On Thursday, October 20, 2016 at 12:44:26 AM UTC+8, adon...@google.com 
wrote:
>
> On Wednesday, 19 October 2016 06:33:09 UTC-4, Jan Mercl wrote:
>>
>> On Wed, Oct 19, 2016 at 12:27 PM T L <tapi...@gmail.com> wrote:
>>
>> Nothing. The language specification does not mention it.
>>
>> People use that term based on definitions specified for other programming 
>> languages, but those are not always equal to each other.
>>
>
> Jan is write that the term does not appear in the spec, but I think it's 
> possible to come up with a useful definition of a reference type that 
> applies to all ALGOL-like languages: a reference type is one whose values 
> indirectly refer to mutable state.  So, pointers are obviously references, 
> as are slices, maps, and channels.  But a string is not a reference 
> because, although internally it contains a pointer, you cannot mutate the 
> array of bytes to which it refers.  Functions may be references, because a 
> closure may refer to lexically enclosing variables.  Structs and arrays are 
> references if their elements contain references.  An interface value is a 
> reference if its payload contains a references.
>
> The essence of a reference is that copying one creates a new alias for its 
> underlying state, and changes made via one alias are visible to all others. 

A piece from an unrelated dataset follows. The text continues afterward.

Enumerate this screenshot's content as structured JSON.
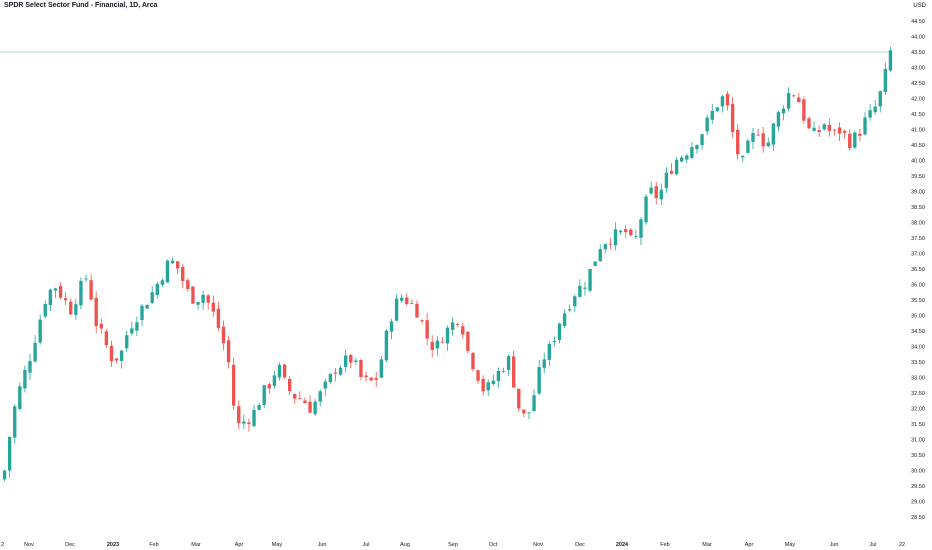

>  This definition is not absolute: a pointer to an immutable data structure, 
> for example, can be considered to have "value" (non-reference) semantics 
> since although it points to a variable, that variable can never be changed.
>
>
So reference values must be pointer related? Reference values can be direct 
pointer values or pointer wrapper values, people can modify the values 
pointed by the pointers directly or indirectly (through the methods or 
other mechanisms exposed on the reference value identifier)?